Zac também estava sentado à mesa, eu havia convencido papai a deixá-lo passar o natal conosco, pois "sua família viajaria". Meu irmão fez Zac vestir seu antigo suéter desbotado de renas, que ficava um pouco curto nele e nos fazia rir. Descobri que ele e meu irmão se davam muito bem. Os dois cantavam todas as canções natalinas do antigo cd de papai que tocava ao fundo, alterando algumas palavras e rindo do resultado - em geral obceno. Meu pai revirava os olhos enquanto servia o peru, e eu enchia nossas taças com vinho tinto sorrateiramente. Zac não bebia, alcool não tinha efeito algum sobre os mortos. Mas isso não era necessário para que ele aprontasse e passasse a noite rindo comigo e Jonathan - já um pouco alegres.

Depois da janta, nos sentamos em frente à lareira na sala e começamos a jogar truco. Era a nossa clássica noite de natal, com comida e jogos em família. Zac se sentiu nostálgico, e me contou que gostava de fazer isso na infância quando o entreterimento não envolvia tecnologia. Na época seu objeto de desejo era um Gameboy novo. Ele sentia muito a falta de uma família, embora nunca fosse admitir isso.

Entre jogadas e goles de vinho, o relógio soou meia noite. Meu pai então pediu licença, e subiu as escadas.

—O que ele vai fazer? - perguntei.

—Não sei, vamos aproveitar e olhar as cartas dele - respondeu meu irmão rindo, indo até o grupo de cartas de papai sobre o tapete.

Segurei sua mão para que ele parasse, e então ele começou a me empurrar para que eu o soltasse, e iniciou-se uma pequena luta digna de doze anos. Durante nosso pequeno embate, Zac sem que percebessemos pegou o maço de cartas da mão de Johnny e anunciou sem muita emoção:

Ás de paus, Coringa e dois Três de Copas. É, acho que ele ganhou da gente.

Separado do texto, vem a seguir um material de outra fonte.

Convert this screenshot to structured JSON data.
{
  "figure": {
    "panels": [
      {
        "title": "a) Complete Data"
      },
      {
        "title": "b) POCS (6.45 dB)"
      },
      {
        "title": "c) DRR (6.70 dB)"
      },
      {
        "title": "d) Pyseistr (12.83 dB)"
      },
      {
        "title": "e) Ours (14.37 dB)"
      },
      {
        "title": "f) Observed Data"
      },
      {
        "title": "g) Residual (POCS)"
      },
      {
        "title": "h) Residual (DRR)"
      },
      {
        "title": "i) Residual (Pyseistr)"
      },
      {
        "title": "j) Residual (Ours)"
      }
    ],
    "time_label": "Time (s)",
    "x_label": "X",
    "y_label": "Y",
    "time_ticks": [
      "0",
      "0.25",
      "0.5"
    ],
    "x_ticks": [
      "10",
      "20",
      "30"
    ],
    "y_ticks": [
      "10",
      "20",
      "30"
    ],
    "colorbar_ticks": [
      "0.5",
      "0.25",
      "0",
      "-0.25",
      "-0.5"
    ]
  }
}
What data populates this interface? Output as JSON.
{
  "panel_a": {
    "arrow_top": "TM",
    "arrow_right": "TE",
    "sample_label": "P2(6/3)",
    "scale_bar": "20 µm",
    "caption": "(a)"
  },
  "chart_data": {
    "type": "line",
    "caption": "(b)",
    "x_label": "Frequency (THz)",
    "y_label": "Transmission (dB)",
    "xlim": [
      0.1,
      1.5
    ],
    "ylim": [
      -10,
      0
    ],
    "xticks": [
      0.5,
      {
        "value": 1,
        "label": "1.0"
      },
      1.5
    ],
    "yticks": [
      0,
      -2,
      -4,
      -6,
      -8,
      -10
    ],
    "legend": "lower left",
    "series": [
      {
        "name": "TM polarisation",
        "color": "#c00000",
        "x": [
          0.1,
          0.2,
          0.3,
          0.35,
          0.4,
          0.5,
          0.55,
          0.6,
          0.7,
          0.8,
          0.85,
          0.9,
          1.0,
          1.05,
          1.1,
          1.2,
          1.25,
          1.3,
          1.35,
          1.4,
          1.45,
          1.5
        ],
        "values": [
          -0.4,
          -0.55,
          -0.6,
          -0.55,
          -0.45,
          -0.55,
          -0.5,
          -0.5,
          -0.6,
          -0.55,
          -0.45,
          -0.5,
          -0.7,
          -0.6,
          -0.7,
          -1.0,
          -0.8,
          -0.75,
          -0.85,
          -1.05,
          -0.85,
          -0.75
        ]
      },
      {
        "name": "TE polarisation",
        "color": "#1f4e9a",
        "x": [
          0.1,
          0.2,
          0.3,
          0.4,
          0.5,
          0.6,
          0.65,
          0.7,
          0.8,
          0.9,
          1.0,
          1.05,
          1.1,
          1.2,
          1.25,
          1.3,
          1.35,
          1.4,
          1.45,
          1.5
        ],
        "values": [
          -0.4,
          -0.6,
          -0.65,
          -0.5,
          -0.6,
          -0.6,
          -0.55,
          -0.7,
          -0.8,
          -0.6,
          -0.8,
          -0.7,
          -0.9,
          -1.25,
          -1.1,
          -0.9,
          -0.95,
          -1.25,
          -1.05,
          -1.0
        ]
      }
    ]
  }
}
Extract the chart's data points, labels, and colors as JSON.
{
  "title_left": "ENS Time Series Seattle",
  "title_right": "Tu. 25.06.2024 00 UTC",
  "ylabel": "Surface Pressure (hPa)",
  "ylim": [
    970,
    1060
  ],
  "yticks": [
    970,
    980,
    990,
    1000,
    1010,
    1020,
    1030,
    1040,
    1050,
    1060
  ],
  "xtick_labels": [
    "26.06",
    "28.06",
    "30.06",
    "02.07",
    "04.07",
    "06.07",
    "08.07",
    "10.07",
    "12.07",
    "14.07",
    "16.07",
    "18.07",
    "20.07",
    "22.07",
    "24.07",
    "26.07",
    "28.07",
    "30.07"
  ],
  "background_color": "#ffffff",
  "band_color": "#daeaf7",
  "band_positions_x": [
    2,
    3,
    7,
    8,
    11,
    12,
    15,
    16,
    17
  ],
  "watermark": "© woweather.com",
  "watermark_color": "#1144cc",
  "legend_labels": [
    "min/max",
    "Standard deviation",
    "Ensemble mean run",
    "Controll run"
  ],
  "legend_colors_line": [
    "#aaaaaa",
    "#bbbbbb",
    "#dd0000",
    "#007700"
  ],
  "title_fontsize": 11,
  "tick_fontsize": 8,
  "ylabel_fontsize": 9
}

Johnny o olhou incrédulo, depois se virou para mim e disse com ar de vitória:

—É por isso que eu gosto desse cara.

Ouvimos então os passos de meu pai descendo a escada, e voltamos todos aos nossos lugares colocando suas cartas como ele havia deixado. Meu irmão deu um gole em sua taça segurando o riso. Quando papai surgiu, ele trazia consigo um grande saco vermelho.

—Crianças, papai noel chegou - ele anunciou animado.

Houve uma comemoração geral. Dali ele retirou diversas embalagens, presentes que nós mesmos havíamos comprado um para o outro em segredo. Sempre fazíamos isso, colocando apenas o nome do presenteado. Cabia a este adivinhar quem o presenteou, mas não era muito difícil de se acertar desde que éramos apenas três. Zac observava tudo, surpreso quando percebeu que haviam embalagens para ele.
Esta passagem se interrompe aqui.